Assim tem início o texto da primeira Constituição do Brasil. Promulgada em 25 de março de 1824, 18 meses após a proclamação da independência do país e um ano após a dissolução da Assembleia Constituinte de 1823, a carta definia que o país teria um governo monárquico, hereditário, constitucional e representativo.

Também estabelecia: “A religião católica apostólica romana continuará a ser a religião do império. Todas as outras religiões serão permitidas com seu culto doméstico, ou particular em casas para isso destinadas”.

Eleições indiretas

Estabelecia também quem eram os cidadãos do país recém-criado: os nascidos no Brasil, os filhos de pai brasileiro ou de mãe brasileira, mesmo nascidos em país estrangeiro, desde que estabeleçam domicílio no país. Inclui também estrangeiros naturalizados e todos os nascidos em Portugal e suas possessões, desde que que já vivessem no país quando da independência.

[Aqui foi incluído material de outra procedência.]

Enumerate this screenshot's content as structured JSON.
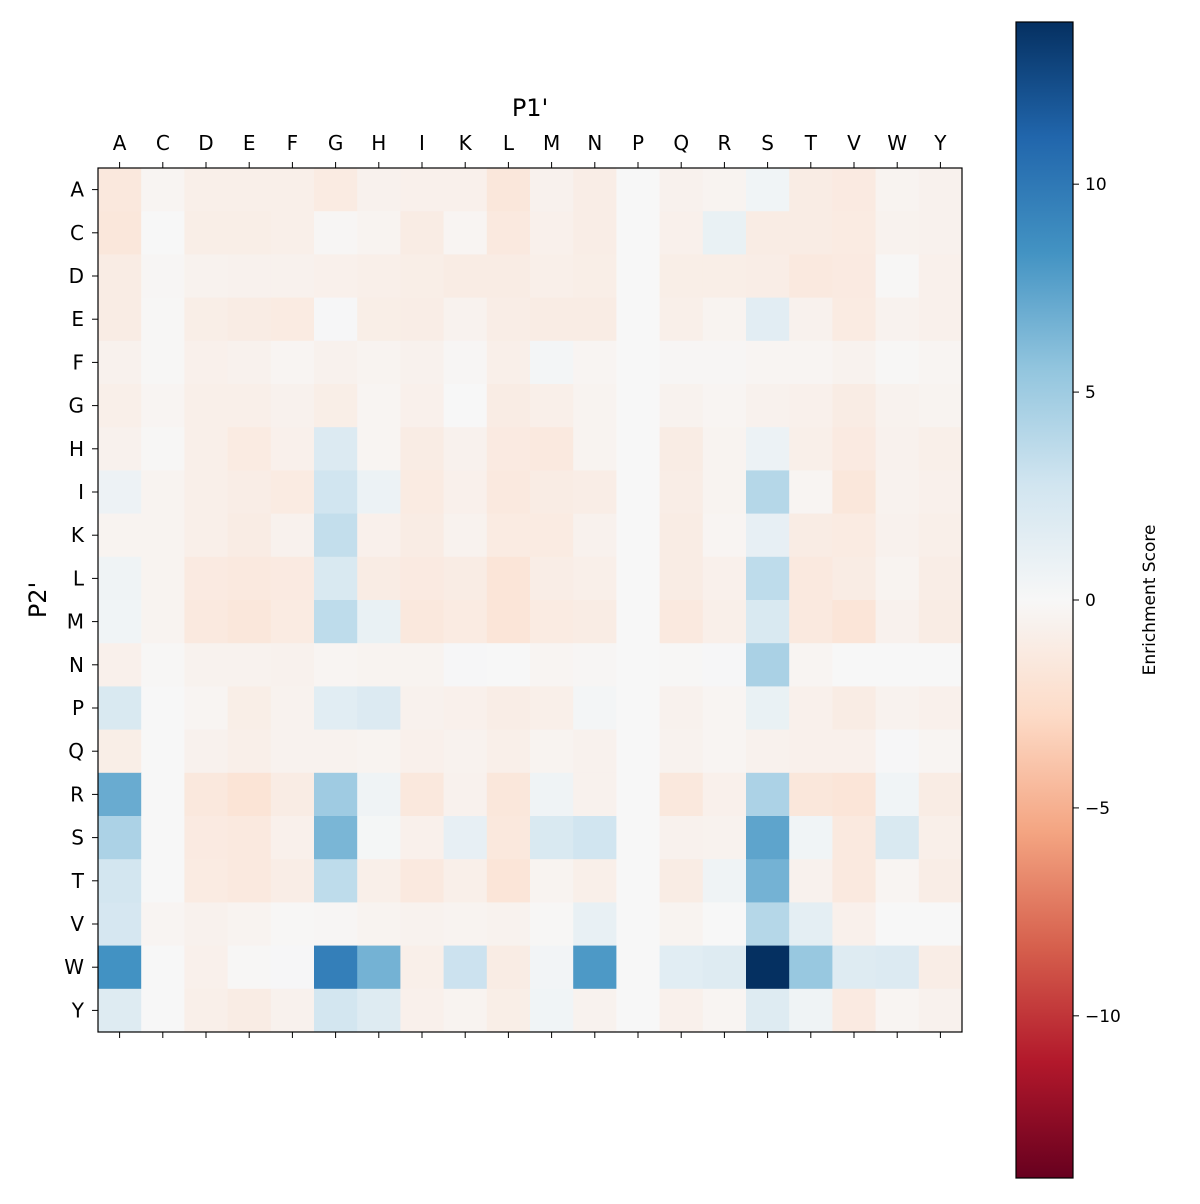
{
  "chart_data": {
    "type": "heatmap",
    "title": "",
    "xlabel": "P1'",
    "ylabel": "P2'",
    "x_categories": [
      "A",
      "C",
      "D",
      "E",
      "F",
      "G",
      "H",
      "I",
      "K",
      "L",
      "M",
      "N",
      "P",
      "Q",
      "R",
      "S",
      "T",
      "V",
      "W",
      "Y"
    ],
    "y_categories": [
      "A",
      "C",
      "D",
      "E",
      "F",
      "G",
      "H",
      "I",
      "K",
      "L",
      "M",
      "N",
      "P",
      "Q",
      "R",
      "S",
      "T",
      "V",
      "W",
      "Y"
    ],
    "colormap": "RdBu",
    "colormap_stops": [
      "#67001f",
      "#b2182b",
      "#d6604d",
      "#f4a582",
      "#fddbc7",
      "#f7f7f7",
      "#d1e5f0",
      "#92c5de",
      "#4393c3",
      "#2166ac",
      "#053061"
    ],
    "vmin": -13.9,
    "vmax": 13.9,
    "colorbar": {
      "label": "Enrichment Score",
      "ticks": [
        10,
        5,
        0,
        -5,
        -10
      ],
      "tick_labels": [
        "10",
        "5",
        "0",
        "−5",
        "−10"
      ]
    },
    "values": [
      [
        -1.5,
        -0.3,
        -0.8,
        -0.8,
        -0.8,
        -1.2,
        -0.6,
        -0.7,
        -0.7,
        -1.6,
        -0.6,
        -1.0,
        0,
        -0.6,
        -0.4,
        0.5,
        -1.1,
        -1.3,
        -0.4,
        -0.6
      ],
      [
        -1.6,
        0,
        -0.9,
        -0.9,
        -0.8,
        -0.2,
        -0.4,
        -1.1,
        -0.3,
        -1.4,
        -0.7,
        -1.0,
        0,
        -0.7,
        1.0,
        -1.1,
        -1.1,
        -1.2,
        -0.5,
        -0.6
      ],
      [
        -1.1,
        -0.2,
        -0.5,
        -0.6,
        -0.6,
        -0.7,
        -0.8,
        -0.9,
        -1.1,
        -1.1,
        -0.8,
        -0.9,
        0,
        -0.9,
        -0.9,
        -1.0,
        -1.4,
        -1.3,
        -0.1,
        -0.7
      ],
      [
        -1.1,
        -0.1,
        -0.9,
        -1.1,
        -1.2,
        0.1,
        -0.9,
        -1.0,
        -0.5,
        -1.0,
        -1.1,
        -1.1,
        0,
        -0.8,
        -0.4,
        1.5,
        -0.6,
        -1.2,
        -0.5,
        -0.7
      ],
      [
        -0.6,
        -0.1,
        -0.7,
        -0.6,
        -0.3,
        -0.6,
        -0.4,
        -0.6,
        -0.2,
        -0.8,
        0.3,
        -0.3,
        0,
        -0.2,
        -0.2,
        -0.3,
        -0.3,
        -0.5,
        -0.1,
        -0.3
      ],
      [
        -0.8,
        -0.3,
        -0.8,
        -0.8,
        -0.6,
        -0.9,
        -0.3,
        -0.7,
        0,
        -1.1,
        -0.8,
        -0.4,
        0,
        -0.5,
        -0.3,
        -0.6,
        -0.7,
        -1.1,
        -0.5,
        -0.4
      ],
      [
        -0.6,
        -0.1,
        -0.8,
        -1.2,
        -0.7,
        2.0,
        -0.3,
        -1.1,
        -0.6,
        -1.3,
        -1.4,
        -0.4,
        0,
        -1.1,
        -0.4,
        0.8,
        -0.8,
        -1.3,
        -0.6,
        -0.8
      ],
      [
        0.7,
        -0.4,
        -0.8,
        -1.0,
        -1.2,
        2.8,
        0.8,
        -1.2,
        -0.7,
        -1.4,
        -1.1,
        -1.0,
        0,
        -1.0,
        -0.4,
        4.0,
        -0.3,
        -1.6,
        -0.5,
        -0.7
      ],
      [
        -0.4,
        -0.4,
        -0.8,
        -1.1,
        -0.6,
        3.4,
        -0.7,
        -1.1,
        -0.5,
        -1.2,
        -1.2,
        -0.6,
        0,
        -1.1,
        -0.3,
        1.2,
        -1.1,
        -1.2,
        -0.6,
        -0.8
      ],
      [
        0.6,
        -0.4,
        -1.3,
        -1.4,
        -1.3,
        2.2,
        -1.1,
        -1.3,
        -1.1,
        -1.8,
        -1.0,
        -0.8,
        0,
        -1.1,
        -0.7,
        3.6,
        -1.4,
        -1.1,
        -0.4,
        -1.0
      ],
      [
        0.5,
        -0.4,
        -1.4,
        -1.6,
        -1.2,
        3.6,
        1.0,
        -1.5,
        -1.2,
        -1.8,
        -1.2,
        -1.1,
        0,
        -1.4,
        -0.8,
        2.2,
        -1.4,
        -1.8,
        -0.6,
        -1.1
      ],
      [
        -0.7,
        -0.1,
        -0.5,
        -0.5,
        -0.6,
        -0.3,
        -0.4,
        -0.4,
        0.1,
        0.0,
        -0.3,
        -0.2,
        0,
        -0.1,
        0.1,
        4.5,
        -0.3,
        0.0,
        0.0,
        0.0
      ],
      [
        2.2,
        0,
        -0.3,
        -0.9,
        -0.5,
        1.6,
        2.0,
        -0.6,
        -0.7,
        -1.0,
        -0.8,
        0.3,
        0,
        -0.6,
        -0.3,
        1.0,
        -0.7,
        -1.1,
        -0.5,
        -0.7
      ],
      [
        -0.9,
        0,
        -0.6,
        -0.8,
        -0.5,
        -0.5,
        -0.4,
        -0.7,
        -0.5,
        -0.8,
        -0.4,
        -0.6,
        0,
        -0.5,
        -0.3,
        -0.6,
        -0.7,
        -0.7,
        0.1,
        -0.3
      ],
      [
        7.0,
        0,
        -1.5,
        -1.9,
        -1.1,
        5.0,
        0.6,
        -1.5,
        -0.6,
        -1.6,
        0.6,
        -0.6,
        0,
        -1.5,
        -0.7,
        4.4,
        -1.6,
        -1.8,
        0.5,
        -1.1
      ],
      [
        4.4,
        0,
        -1.3,
        -1.4,
        -0.7,
        6.4,
        0.2,
        -0.7,
        1.2,
        -1.5,
        2.2,
        2.8,
        0,
        -0.6,
        -0.5,
        7.4,
        0.5,
        -1.4,
        2.2,
        -0.8
      ],
      [
        2.6,
        0,
        -1.2,
        -1.4,
        -1.0,
        3.6,
        -0.8,
        -1.4,
        -0.8,
        -1.8,
        -0.4,
        -0.8,
        0,
        -1.1,
        0.6,
        6.6,
        -0.6,
        -1.4,
        -0.3,
        -1.0
      ],
      [
        2.4,
        -0.3,
        -0.6,
        -0.4,
        -0.1,
        -0.2,
        -0.4,
        -0.5,
        -0.4,
        -0.5,
        -0.1,
        1.1,
        0,
        -0.4,
        0.0,
        4.0,
        1.4,
        -0.7,
        0.0,
        0.0
      ],
      [
        8.4,
        0,
        -0.7,
        -0.1,
        0.1,
        9.6,
        6.6,
        -0.8,
        3.0,
        -1.1,
        0.4,
        8.0,
        0,
        1.6,
        1.8,
        13.9,
        5.3,
        1.8,
        2.0,
        -1.0
      ],
      [
        1.8,
        0,
        -0.8,
        -1.1,
        -0.6,
        2.6,
        1.8,
        -0.7,
        -0.4,
        -0.9,
        0.5,
        -0.5,
        0,
        -0.7,
        -0.3,
        1.8,
        0.6,
        -1.3,
        -0.3,
        -0.6
      ]
    ]
  }
}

Organizava a nação em quatro poderes: Legislativo, Moderador, Executivo e Judicial. Estabelecia que os membros da Câmara dos Deputados seriam eleitos para mandatos pré-definidos, enquanto o Senado teria membros vitalícios, que receberiam subsídios financeiros equivalente a 150% dos recebidos pelos deputados. O número de deputados seria sempre o dobro do de senadores.

As eleições eram indiretas: os cidadãos considerados ativos (ou seja, homens, livres, maiores de 25 anos e com renda anual de mais de 100 mil réis) escolhiam os representantes que, por vez, elegiam os deputados e senadores -- estes precisavam ser católicos e ter renda acima de 400 mil réis, além de cumprir os demais pré-requisitos. Na época, o Brasil tinha 4,5 milhões de habitantes, sendo 800 mil índios, 1 milhão de brancos, 1,2 milhão de negros escravos e 1,5 milhão de mulatos, pardos, caboclos e mestiços libertos.

A carta também estabelecia que todo brasileiro poderia ser convocado a pegar em armas para defender sua nação, e que nenhum grupo de militares poderia se reunir sem autorização prévia. Quanto aos juízes, eram nomeados pelo imperador e seus cargos permaneciam vitalícios. A lei previa também a criação do Supremo Tribunal de Justiça.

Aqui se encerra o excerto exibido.